Seixon has asked for the wisdom of the Perl Monks concerning the following question:

What I would like to be able to do, is define a section of a page, containing several different _tag's. The HTML in question is:
<table border=0 cellspacing=2 width=100%> ... <tr> <td class=td1 id=centered valign=top><A HREF=http://SOME_LINK>1 </ +A></td> <td class=td1 valign=top> <script language="javascript"> var recordLink="<A HREF=SOME_LINK>1 </A>"; recordLink = recordLink.substring(0, recordLink.indexOf(">")); document.write(recordLink); document.write(">"); </script> SOME_TEXT</a></td> <!-- <td class=td1 valign=top>SOME_DATA</td> --> </tr>
, and I'm currently reading it with:
my @comments = $tree->look_down ('_tag', '~comment'); my @lnk_details = $tree->look_down ('_tag', 'script');
The problem with this is that I have no (easy) control over checking whether there actually exist a "comment" part together with the link (contained in the "script"-tag).
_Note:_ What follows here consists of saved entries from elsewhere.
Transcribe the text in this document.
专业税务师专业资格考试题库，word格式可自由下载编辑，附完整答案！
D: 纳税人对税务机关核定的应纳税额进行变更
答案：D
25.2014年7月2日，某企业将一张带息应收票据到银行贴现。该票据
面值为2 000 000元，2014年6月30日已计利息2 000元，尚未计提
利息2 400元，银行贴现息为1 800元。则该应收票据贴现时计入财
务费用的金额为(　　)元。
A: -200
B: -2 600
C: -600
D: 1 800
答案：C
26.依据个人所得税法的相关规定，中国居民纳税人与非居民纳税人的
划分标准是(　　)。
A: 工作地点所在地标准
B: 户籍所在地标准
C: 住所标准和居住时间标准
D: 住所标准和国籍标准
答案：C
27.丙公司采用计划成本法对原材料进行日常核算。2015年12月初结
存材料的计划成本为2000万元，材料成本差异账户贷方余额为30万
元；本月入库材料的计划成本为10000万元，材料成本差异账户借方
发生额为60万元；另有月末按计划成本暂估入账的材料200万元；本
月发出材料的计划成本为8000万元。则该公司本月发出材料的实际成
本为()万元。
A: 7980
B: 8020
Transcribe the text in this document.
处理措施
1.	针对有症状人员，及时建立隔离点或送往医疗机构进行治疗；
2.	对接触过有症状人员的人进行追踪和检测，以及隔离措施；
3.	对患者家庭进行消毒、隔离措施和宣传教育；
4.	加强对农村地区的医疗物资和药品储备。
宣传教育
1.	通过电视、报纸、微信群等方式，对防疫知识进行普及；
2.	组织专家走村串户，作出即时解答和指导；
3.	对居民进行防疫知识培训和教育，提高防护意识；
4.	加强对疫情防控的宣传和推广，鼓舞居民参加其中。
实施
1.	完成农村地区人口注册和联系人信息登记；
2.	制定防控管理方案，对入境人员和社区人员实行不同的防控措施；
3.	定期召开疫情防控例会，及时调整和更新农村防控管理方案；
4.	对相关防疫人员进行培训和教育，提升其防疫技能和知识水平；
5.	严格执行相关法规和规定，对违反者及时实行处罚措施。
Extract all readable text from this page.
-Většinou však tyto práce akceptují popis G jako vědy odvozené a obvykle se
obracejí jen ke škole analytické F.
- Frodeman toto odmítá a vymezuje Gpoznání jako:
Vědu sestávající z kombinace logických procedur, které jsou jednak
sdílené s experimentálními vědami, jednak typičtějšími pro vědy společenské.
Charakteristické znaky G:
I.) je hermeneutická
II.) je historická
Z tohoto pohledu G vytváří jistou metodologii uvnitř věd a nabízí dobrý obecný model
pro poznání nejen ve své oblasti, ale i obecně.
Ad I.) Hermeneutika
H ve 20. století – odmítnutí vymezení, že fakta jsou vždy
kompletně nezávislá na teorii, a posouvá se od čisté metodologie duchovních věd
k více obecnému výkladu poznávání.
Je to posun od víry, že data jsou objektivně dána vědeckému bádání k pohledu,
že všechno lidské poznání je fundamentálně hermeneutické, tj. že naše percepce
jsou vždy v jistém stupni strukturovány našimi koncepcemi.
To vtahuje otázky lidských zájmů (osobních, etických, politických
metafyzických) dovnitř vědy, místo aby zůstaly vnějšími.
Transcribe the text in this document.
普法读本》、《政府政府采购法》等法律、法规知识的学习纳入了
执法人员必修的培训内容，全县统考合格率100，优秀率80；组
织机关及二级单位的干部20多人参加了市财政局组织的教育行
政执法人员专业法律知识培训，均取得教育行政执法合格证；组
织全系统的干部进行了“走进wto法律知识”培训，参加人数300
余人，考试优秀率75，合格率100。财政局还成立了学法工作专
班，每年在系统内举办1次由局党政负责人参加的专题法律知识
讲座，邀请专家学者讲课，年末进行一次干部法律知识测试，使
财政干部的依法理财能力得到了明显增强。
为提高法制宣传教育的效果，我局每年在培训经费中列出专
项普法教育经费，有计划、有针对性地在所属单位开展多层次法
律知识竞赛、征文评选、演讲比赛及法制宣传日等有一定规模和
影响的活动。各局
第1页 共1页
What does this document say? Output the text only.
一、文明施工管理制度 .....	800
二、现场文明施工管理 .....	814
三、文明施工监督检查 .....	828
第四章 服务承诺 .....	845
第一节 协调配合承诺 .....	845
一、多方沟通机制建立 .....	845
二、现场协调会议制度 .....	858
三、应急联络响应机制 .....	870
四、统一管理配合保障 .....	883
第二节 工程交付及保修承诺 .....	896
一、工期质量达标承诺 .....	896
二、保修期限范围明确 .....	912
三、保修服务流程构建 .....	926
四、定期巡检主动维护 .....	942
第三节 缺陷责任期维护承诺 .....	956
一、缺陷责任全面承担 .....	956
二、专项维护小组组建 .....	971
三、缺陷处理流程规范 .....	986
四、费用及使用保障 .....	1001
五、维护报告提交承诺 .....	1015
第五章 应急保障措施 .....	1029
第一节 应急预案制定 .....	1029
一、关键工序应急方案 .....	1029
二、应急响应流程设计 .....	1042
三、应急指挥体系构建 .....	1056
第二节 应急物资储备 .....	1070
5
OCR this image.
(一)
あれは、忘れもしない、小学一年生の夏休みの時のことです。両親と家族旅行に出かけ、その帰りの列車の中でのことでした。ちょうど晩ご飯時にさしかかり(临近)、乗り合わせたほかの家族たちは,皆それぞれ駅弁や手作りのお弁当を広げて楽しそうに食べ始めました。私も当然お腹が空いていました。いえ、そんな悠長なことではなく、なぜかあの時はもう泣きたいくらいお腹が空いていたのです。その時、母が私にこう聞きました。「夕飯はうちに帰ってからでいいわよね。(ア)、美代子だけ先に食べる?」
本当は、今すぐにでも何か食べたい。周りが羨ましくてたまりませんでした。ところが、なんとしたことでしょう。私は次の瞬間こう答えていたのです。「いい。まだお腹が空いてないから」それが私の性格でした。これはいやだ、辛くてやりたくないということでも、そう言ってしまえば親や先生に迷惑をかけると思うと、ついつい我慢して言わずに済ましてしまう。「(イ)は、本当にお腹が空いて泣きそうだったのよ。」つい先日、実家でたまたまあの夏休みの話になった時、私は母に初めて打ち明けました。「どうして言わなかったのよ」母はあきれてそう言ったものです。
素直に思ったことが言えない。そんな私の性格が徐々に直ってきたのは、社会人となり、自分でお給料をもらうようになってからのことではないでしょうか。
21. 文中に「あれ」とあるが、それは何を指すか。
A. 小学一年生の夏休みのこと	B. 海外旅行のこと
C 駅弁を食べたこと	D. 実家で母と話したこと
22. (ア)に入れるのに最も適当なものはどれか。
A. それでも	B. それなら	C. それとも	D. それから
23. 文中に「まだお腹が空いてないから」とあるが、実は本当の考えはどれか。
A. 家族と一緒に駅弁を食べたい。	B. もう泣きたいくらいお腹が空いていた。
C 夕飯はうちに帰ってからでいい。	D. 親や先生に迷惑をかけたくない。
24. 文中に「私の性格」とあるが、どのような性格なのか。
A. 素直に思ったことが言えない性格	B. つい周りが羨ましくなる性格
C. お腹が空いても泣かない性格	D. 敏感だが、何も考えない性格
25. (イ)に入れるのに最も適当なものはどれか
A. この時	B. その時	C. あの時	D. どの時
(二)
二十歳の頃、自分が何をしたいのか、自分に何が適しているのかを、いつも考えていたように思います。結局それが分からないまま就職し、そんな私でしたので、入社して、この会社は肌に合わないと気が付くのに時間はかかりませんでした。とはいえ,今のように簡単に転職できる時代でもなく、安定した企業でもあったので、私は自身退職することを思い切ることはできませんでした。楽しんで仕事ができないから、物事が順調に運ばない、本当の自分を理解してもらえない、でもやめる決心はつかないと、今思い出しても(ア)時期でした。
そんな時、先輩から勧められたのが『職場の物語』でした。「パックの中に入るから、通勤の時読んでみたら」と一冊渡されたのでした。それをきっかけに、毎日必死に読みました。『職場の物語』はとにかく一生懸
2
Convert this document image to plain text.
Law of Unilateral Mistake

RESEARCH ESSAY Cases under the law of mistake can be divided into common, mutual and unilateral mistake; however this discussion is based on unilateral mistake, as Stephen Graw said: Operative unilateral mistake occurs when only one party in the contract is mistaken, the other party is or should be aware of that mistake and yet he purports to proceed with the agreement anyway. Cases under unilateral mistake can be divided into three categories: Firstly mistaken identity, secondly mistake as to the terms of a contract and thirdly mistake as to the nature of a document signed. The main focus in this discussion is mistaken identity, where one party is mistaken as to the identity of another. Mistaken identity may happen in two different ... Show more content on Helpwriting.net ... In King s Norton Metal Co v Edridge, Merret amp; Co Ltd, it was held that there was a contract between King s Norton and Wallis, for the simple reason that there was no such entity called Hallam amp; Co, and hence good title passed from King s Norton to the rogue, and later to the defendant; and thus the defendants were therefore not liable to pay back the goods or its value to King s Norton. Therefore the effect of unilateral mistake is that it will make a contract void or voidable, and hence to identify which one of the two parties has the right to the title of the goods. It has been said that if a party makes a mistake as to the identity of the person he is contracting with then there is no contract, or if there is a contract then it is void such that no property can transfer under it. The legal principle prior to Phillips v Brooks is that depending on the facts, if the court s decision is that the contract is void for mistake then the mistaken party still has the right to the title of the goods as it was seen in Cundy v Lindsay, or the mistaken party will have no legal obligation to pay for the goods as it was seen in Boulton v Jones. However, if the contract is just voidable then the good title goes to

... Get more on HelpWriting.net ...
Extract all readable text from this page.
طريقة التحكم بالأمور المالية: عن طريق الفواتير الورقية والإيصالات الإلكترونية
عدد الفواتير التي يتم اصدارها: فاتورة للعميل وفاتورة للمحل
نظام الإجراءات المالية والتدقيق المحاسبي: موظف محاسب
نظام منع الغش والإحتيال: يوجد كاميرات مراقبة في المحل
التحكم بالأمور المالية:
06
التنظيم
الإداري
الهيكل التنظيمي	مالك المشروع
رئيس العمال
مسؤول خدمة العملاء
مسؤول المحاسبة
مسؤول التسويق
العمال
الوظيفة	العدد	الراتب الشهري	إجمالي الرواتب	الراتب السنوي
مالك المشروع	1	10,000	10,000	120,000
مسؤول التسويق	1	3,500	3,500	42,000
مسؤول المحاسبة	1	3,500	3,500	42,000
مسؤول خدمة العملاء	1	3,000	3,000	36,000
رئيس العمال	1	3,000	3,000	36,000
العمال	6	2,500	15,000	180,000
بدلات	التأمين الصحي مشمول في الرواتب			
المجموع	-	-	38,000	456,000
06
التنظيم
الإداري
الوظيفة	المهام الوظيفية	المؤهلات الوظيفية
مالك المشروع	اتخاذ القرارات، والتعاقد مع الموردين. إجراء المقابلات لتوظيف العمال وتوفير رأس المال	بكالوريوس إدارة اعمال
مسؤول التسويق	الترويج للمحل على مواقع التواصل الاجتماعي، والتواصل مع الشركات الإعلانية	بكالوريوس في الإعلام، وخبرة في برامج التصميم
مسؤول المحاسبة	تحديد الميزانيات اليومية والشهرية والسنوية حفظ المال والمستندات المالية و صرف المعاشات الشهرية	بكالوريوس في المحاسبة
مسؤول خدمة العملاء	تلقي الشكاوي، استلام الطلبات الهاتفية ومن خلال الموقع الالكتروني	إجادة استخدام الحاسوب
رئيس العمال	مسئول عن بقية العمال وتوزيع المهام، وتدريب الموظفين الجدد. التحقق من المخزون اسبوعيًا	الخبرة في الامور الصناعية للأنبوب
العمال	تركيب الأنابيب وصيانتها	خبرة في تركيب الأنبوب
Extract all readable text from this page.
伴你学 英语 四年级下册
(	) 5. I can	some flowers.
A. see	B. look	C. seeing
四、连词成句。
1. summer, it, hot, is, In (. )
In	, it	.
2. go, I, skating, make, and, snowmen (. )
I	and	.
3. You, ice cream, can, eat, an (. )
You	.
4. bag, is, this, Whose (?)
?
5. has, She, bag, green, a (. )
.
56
So I'm reading both the arrays of data together, without knowing whether they have the same number of elements, or even if one element in "comments" is paired with the element in the same position in "lnk_details".

Is there a way to make TreeBuilder extract sections of an HTML-page defined by consecutive tags, and pair those together for further parsing?

Replies are listed 'Best First'.
Re: Using HTML::TreeBuilder to extract sections spanning multiple tags
by metaperl (Curate) on Feb 03, 2005 at 03:37 UTC
    It sounds like you want the right() method documented in the HTML::Element module which comes in the HTML::TreeBuilder (of which TreeBuilder is also a part).

    You might also look in my HTML::Element::Library for the siblings() method which is a more general approach to the same problem.

    Good luck,

      Thanks a lot for taking the time to help me out with such a simple problem!